LONDON (May. 28)
The desecration of one of the oldest Jewish cemeteries in Poland has been confirmed by the Institute of Jewish Affairs here.
The vandalization of gravestones at the cemetery in Lublin occurred in the context of an intensified anti-Semitic expression attributed to the growth of democracy and the removal of constraints on free speech in the formerly authoritarian Polish Communist society.
The desecration was reported in a letter published May 15 in the liberal Polish newspaper Gazeta Wyborcza.
The writer, Dr. Simha Wajs, chairman of the Society for the Protection of Relies of Jewish Culture in Lublin, reported that 11 of 54 headstones in the 16th-century Jewish cemetery there were either smashed or upended.
One of the damaged stones marked the grave of Rabbi Shlomo Luria, an eminent 16th-century Talmudist and author known as the Maharshal. He died in 1573.
According to Dr. Howard Spier, an expert on Eastern European affairs at the institute, “the advent of democracy in Poland has opened up opportunities for extremist nationalist organizations, and chauvinistic and anti-Semitic phenomena — never absent in Poland — have resurfaced and intensified.”
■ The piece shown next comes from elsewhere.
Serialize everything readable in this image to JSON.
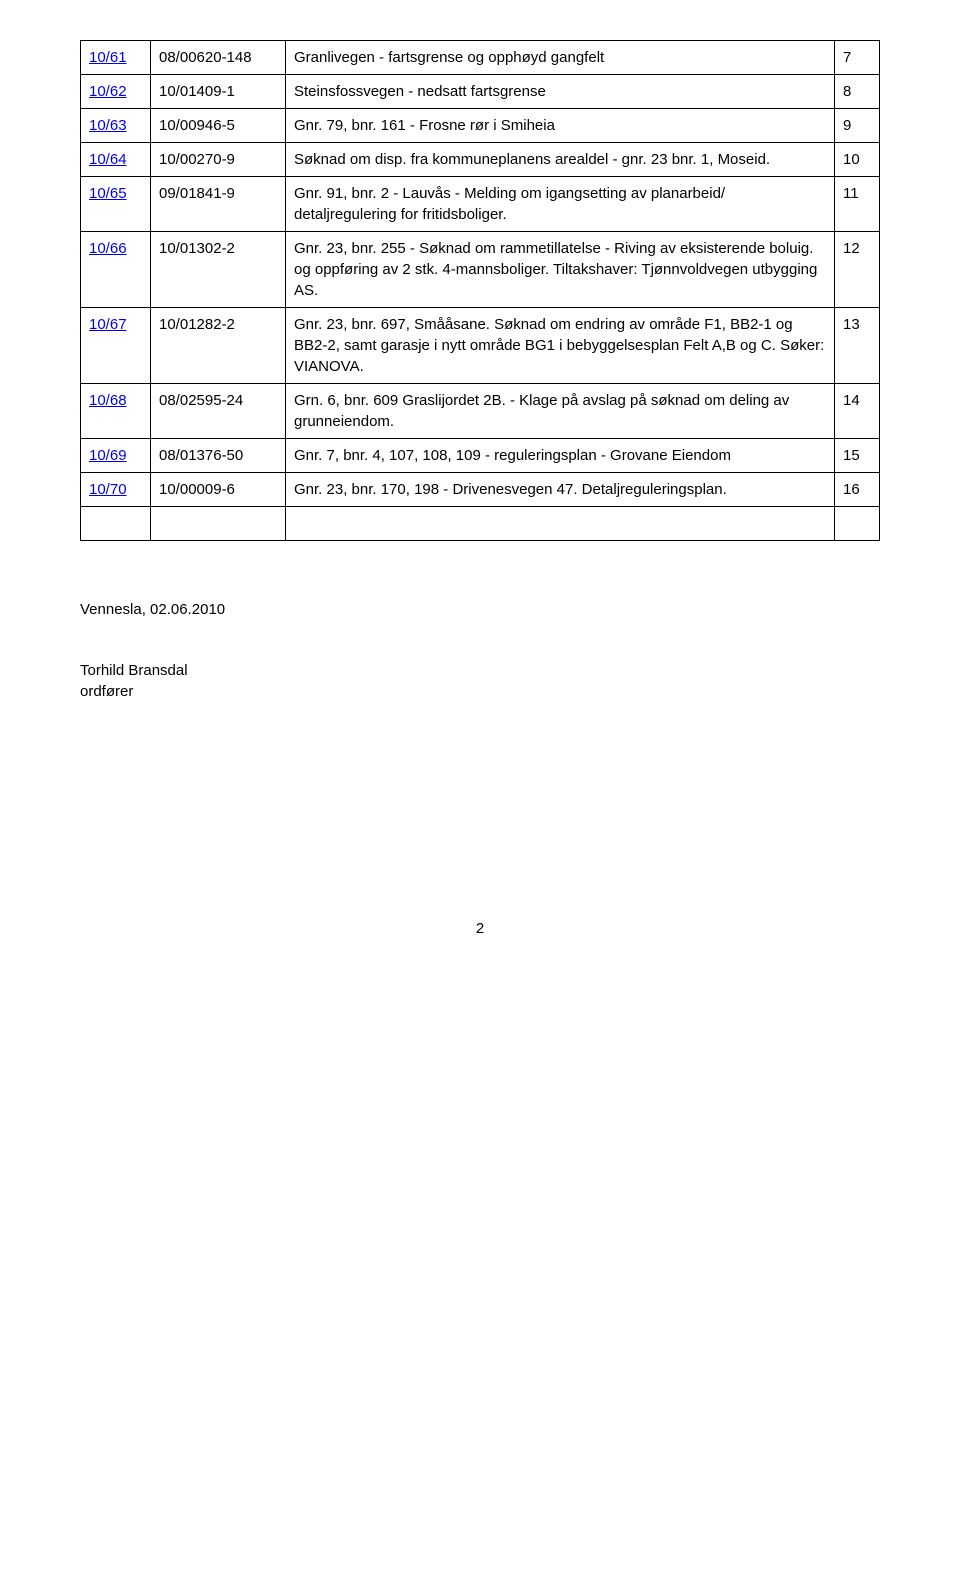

Spier cited as examples buildings connected with Jewish religion and culture in many Polish cities, which “have been daubed with anti-Jewish slogans.”
He noted the open circulation in Warsaw and elsewhere of publications slandering Jews and the distribution of “anonymous leaflets inciting to violence” against Jews.
Anti-Semitism was widespread in the campaign for the local elections held Sunday. Of the approximately 100 political parties that ran candidates, the literature put out by about 20 percent of them contained chauvinistic and anti-Semitic elements, according to the institute.